Wednesday, September 10, 2014

Viagra and hormonal causes of ED

Viagra (Sildenafil) relaxes muscles and increases blood flow to particular areas of the body. Viagra is used to treat erectile dysfunction (impotence) in men. Another brand of sildenafil is Revatio, which is used to treat pulmonary arterial hypertension and improve exercise capacity in men and women. Erectile Dysfunction is highly prevalent, is age related and can be progressive. At least 50 percent of all men ages 40 to 70 years old have some degree of E.D. Effects on physical and emotional health can be profound. The usual body builder will likely use some anabolic hormonal augmentation to achieve desired physical “cosmetic effects”.

The most common anabolic pharmacologic agents used are:
1.Testosterone of different kinds (injectibles, testosterone mixtures etc.); sometimes topical testosterone also.
2.Nandrolone anabolic agents, which are more anabolic than androgenic, which may include Nandrolone Undecanoate (Deca), Oxandrolone, Stanazalol, Oxymethalone and many others.

When you look at the chemical structures of the nandrolones you will see that many look like the synthetic progestin (progesterone) family of hormones. That is why many of the nandrolone anabolic agents have central nervous system depressing effects like the progestins. Some years ago male sex offenders were given injections of methyl provera acetate (a potent synthetic progestin) to suppress deviant sexual behaviors.
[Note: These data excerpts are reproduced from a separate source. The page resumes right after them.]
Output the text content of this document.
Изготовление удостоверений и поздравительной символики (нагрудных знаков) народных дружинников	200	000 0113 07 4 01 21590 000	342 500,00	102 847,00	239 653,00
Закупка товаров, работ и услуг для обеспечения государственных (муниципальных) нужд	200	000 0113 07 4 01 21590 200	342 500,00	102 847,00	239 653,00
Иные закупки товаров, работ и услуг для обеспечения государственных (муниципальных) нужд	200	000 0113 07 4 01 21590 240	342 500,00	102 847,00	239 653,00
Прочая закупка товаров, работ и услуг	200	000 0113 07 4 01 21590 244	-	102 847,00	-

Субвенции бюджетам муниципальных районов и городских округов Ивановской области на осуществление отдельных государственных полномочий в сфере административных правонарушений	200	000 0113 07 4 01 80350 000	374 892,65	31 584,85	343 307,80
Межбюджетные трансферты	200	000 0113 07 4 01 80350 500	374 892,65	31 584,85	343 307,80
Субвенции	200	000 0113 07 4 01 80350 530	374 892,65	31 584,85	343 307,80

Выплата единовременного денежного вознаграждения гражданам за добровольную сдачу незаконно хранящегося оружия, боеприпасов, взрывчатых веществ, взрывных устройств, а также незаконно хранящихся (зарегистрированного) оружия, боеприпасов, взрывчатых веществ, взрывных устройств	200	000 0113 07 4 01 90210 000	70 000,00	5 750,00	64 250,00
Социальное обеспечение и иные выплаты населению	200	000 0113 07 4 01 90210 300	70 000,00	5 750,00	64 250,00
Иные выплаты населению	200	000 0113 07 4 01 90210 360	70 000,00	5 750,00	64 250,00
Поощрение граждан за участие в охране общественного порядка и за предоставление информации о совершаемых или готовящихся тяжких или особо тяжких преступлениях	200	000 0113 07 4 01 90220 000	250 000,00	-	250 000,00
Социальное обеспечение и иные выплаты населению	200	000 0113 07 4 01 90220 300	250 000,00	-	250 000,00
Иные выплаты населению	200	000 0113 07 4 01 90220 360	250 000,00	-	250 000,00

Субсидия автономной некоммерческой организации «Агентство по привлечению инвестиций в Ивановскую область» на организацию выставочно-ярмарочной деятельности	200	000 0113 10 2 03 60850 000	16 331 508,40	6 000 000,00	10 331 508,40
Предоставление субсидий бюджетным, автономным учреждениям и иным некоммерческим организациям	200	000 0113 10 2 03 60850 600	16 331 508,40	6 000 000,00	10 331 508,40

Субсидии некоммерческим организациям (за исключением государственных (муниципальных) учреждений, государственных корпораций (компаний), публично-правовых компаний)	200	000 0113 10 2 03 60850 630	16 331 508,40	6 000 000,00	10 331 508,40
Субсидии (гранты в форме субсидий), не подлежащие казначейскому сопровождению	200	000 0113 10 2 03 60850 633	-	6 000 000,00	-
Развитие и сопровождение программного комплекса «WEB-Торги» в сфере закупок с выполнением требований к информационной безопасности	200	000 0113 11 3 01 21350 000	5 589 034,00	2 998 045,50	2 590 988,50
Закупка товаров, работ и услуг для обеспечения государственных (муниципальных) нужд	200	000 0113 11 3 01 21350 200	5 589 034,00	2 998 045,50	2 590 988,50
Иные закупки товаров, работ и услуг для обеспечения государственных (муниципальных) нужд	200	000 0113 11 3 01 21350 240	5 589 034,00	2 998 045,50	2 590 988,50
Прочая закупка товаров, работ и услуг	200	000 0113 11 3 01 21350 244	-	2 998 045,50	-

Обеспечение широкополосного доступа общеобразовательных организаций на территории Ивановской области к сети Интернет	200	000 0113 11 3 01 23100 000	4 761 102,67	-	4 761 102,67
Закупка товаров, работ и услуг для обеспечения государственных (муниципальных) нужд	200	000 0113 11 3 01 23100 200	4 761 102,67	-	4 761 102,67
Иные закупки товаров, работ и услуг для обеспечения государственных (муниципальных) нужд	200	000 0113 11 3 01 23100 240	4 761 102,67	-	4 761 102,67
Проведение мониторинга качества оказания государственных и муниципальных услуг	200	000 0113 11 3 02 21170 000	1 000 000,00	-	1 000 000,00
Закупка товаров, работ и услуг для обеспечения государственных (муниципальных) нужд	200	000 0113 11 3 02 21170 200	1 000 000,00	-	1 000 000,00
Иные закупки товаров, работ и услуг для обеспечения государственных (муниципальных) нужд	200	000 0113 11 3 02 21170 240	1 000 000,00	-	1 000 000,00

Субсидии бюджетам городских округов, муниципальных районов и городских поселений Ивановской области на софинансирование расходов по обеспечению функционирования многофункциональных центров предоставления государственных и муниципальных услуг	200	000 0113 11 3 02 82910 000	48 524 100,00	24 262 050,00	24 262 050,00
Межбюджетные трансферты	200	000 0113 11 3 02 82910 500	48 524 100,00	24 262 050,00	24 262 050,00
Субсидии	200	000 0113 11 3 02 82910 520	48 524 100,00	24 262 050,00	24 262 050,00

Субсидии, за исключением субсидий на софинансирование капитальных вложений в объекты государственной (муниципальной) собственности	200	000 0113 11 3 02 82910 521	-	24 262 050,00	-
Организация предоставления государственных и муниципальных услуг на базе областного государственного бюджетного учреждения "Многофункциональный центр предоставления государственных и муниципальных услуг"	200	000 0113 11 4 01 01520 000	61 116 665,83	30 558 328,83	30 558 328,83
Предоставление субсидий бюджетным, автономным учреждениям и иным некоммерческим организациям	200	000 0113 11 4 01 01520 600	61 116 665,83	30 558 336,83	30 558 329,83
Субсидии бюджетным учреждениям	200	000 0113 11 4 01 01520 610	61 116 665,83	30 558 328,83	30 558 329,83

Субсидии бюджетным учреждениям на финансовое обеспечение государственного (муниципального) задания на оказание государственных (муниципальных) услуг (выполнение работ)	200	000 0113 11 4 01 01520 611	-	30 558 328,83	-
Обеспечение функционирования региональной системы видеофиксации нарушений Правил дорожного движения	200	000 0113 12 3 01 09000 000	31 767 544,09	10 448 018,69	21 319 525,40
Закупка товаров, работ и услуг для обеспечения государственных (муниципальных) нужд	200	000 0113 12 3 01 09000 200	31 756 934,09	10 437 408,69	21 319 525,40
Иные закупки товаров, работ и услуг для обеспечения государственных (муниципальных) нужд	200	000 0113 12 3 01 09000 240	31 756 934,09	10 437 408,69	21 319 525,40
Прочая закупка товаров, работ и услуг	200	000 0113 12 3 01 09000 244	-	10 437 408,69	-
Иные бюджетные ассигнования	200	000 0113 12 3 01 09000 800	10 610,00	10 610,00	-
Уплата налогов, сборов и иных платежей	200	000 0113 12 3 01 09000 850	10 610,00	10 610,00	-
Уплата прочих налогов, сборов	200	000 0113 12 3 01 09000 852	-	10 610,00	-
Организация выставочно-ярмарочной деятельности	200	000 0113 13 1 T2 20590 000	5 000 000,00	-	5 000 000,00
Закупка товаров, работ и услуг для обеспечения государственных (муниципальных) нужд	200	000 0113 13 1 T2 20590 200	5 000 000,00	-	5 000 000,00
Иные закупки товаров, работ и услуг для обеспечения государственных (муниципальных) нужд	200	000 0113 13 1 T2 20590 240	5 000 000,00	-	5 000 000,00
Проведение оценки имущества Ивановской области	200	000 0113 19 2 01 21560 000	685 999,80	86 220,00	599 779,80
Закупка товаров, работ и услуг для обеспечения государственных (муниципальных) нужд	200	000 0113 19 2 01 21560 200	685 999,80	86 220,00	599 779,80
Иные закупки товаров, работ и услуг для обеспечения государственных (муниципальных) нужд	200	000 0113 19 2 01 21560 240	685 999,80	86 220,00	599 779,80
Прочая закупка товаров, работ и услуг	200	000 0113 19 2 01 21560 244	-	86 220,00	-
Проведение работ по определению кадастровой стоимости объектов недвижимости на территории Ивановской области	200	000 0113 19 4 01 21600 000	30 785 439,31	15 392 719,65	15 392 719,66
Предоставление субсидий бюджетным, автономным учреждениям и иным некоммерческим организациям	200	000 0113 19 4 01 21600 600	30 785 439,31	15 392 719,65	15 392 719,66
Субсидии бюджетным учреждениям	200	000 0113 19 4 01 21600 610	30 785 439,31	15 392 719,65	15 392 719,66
The progesterone / progestin sex hormones are central nervous system and sexual depressants.


The nandrolones since they do not convert (aromatize) to estrogen have negative (depressing) sexual effects in the brain with loss of sexual desire and erectile dysfunction. The estrogen component of natural T is necessary to relax blood vessels and facilitate sexual desire in the brain.
Other agents used by body builders may include:
a) Cytomel (T3)-the potent form of thyroid to increase metabolism and burn fat. T3 can cause excitement and can decrease penile blood flow.
b) Diuretics – used before contests to remove fluid to enhance muscle vein prominence.
c) Stimulants before training or to lose weight. All stimulants decrease penile blood flow.

Post Cycle Therapy (PCT) includes agents like Clomid, Tomoxifen, HCG (human chorionic gonadotropin), and Arimidex. Except for HCG all the others either lower or block estrogen levels and can sometimes be anti-sexual.
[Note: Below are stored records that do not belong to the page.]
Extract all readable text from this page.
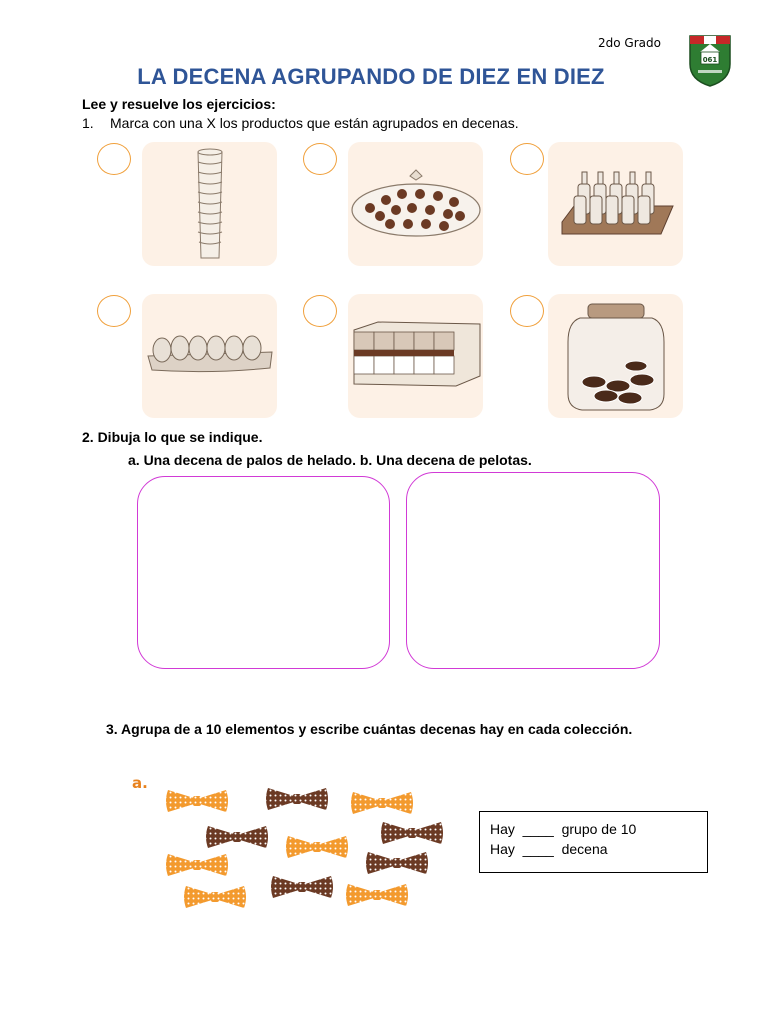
2do Grado
061
LA DECENA AGRUPANDO DE DIEZ EN DIEZ
Lee y resuelve los ejercicios:
1. Marca con una X los productos que están agrupados en decenas.
2. Dibuja lo que se indique.
a. Una decena de palos de helado. b. Una decena de pelotas.
3. Agrupa de a 10 elementos y escribe cuántas decenas hay en cada colección.
a.
Hay  ____  grupo de 10
Hay  ____  decena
However when HCG is used estradiol levels go up in a natural proportion to testosterone and many body builders report enhanced sexuality and function. Their testes also may increase in size with HCG.
Male sexual behavior is an interaction between the intra psychic (mind), biology (the body) and relationship (the couple). E.D. can occur from some abnormality in either one of these areas or a mixture. A shift of these domains can affect the other. The results are variable and need to be looked at a case-by-case basis.
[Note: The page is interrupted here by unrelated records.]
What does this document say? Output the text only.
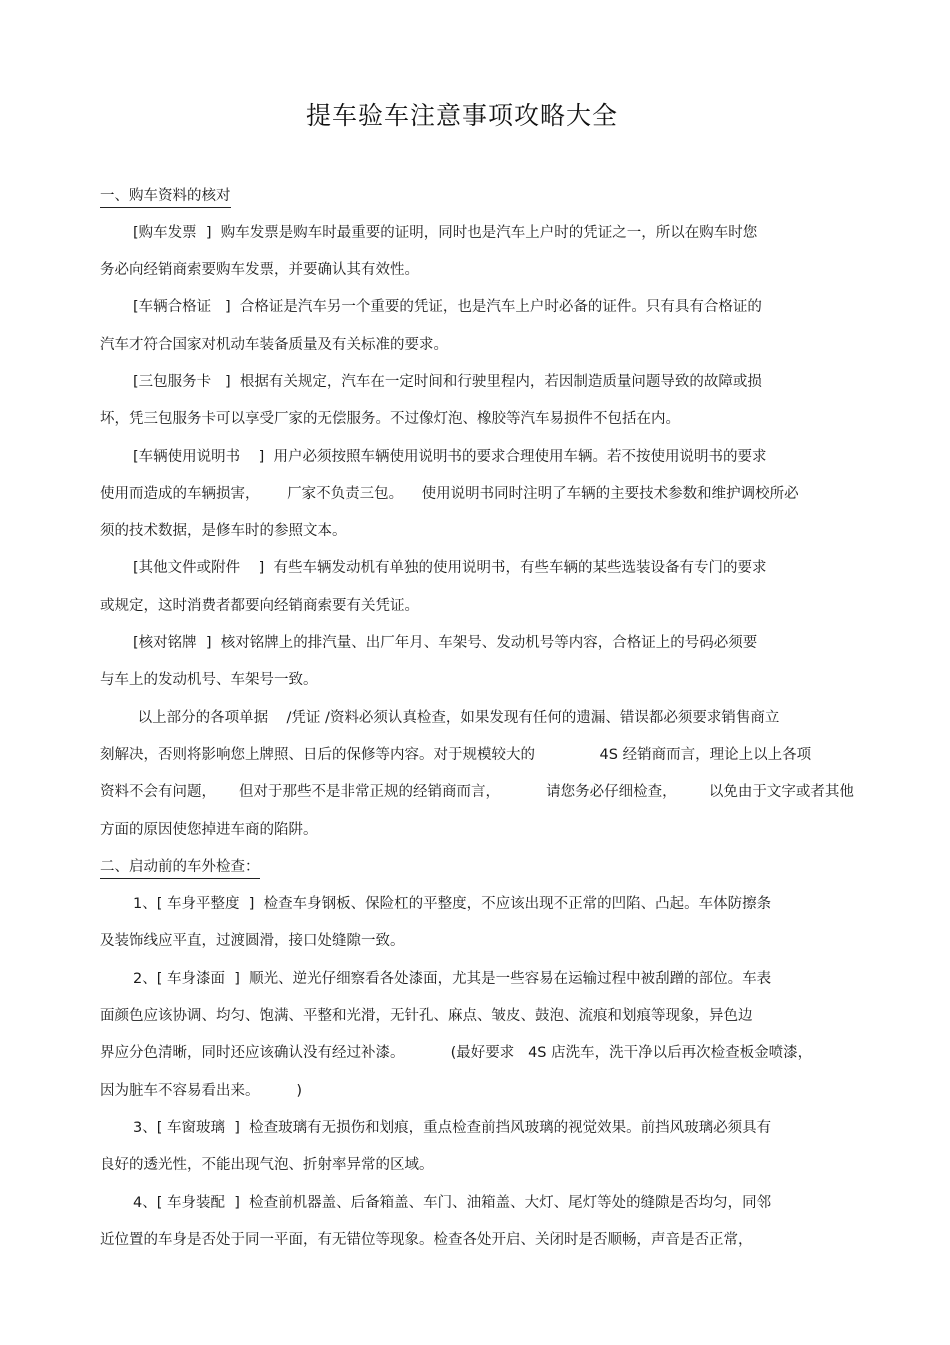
提车验车注意事项攻略大全
一、购车资料的核对
[购车发票  ]  购车发票是购车时最重要的证明，同时也是汽车上户时的凭证之一，所以在购车时您
务必向经销商索要购车发票，并要确认其有效性。
[车辆合格证   ]  合格证是汽车另一个重要的凭证，也是汽车上户时必备的证件。只有具有合格证的
汽车才符合国家对机动车装备质量及有关标准的要求。
[三包服务卡   ]  根据有关规定，汽车在一定时间和行驶里程内，若因制造质量问题导致的故障或损
坏，凭三包服务卡可以享受厂家的无偿服务。不过像灯泡、橡胶等汽车易损件不包括在内。
[车辆使用说明书    ]  用户必须按照车辆使用说明书的要求合理使用车辆。若不按使用说明书的要求
使用而造成的车辆损害，      厂家不负责三包。    使用说明书同时注明了车辆的主要技术参数和维护调校所必
须的技术数据，是修车时的参照文本。
[其他文件或附件    ]  有些车辆发动机有单独的使用说明书，有些车辆的某些选装设备有专门的要求
或规定，这时消费者都要向经销商索要有关凭证。
[核对铭牌  ]  核对铭牌上的排汽量、出厂年月、车架号、发动机号等内容，合格证上的号码必须要
与车上的发动机号、车架号一致。
以上部分的各项单据    /凭证 /资料必须认真检查，如果发现有任何的遗漏、错误都必须要求销售商立
刻解决，否则将影响您上牌照、日后的保修等内容。对于规模较大的              4S 经销商而言，理论上以上各项
资料不会有问题，     但对于那些不是非常正规的经销商而言，          请您务必仔细检查，       以免由于文字或者其他
方面的原因使您掉进车商的陷阱。
二、启动前的车外检查：
1、[ 车身平整度  ]  检查车身钢板、保险杠的平整度，不应该出现不正常的凹陷、凸起。车体防擦条
及装饰线应平直，过渡圆滑，接口处缝隙一致。
2、[ 车身漆面  ]  顺光、逆光仔细察看各处漆面，尤其是一些容易在运输过程中被刮蹭的部位。车表
面颜色应该协调、均匀、饱满、平整和光滑，无针孔、麻点、皱皮、鼓泡、流痕和划痕等现象，异色边
界应分色清晰，同时还应该确认没有经过补漆。          (最好要求   4S 店洗车，洗干净以后再次检查板金喷漆，
因为脏车不容易看出来。        )
3、[ 车窗玻璃  ]  检查玻璃有无损伤和划痕，重点检查前挡风玻璃的视觉效果。前挡风玻璃必须具有
良好的透光性，不能出现气泡、折射率异常的区域。
4、[ 车身装配  ]  检查前机器盖、后备箱盖、车门、油箱盖、大灯、尾灯等处的缝隙是否均匀，同邻
近位置的车身是否处于同一平面，有无错位等现象。检查各处开启、关闭时是否顺畅，声音是否正常，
Testosterone modulates nitric oxide expression in the penis, which is necessary for erections. Those men who have very low testosterone levels often experience poor results to the erectile drugs like Sildenafil (Viagra) and the others. They also lose morning erections. It is necessary for testosterone to be present to convert (aromatize) to estrogen to have a positive sexual effect in the brain and other tissues (penis).

The goal of most bodybuilding is to achieve a maximum cosmetically aesthetic physical appearance rather than athletic performance goals. Most body builders are not involved in professional competitions, but often follow competitive body building principals in order to achieve the best look cosmetically. This is a big problem.

Body builders can run into problems by sacrificing their cosmetic look goals over their natural internal health. One of the biggest issues is that body builders do cycles of “stack “of multiple androgens and other anabolic agents including many anabolic steroids, insulin, growth hormone etc. Those who start at a young age on various “cycles” may later develop androgen induced hypogonadism or AIH.  A basic rule is that the longer the “cycles” and the older the body builder that more problems will occur over time with erectile function and lowered natural T production. Some get to point later where they cannot make enough of their own natural internal testosterone to have normal erectile function.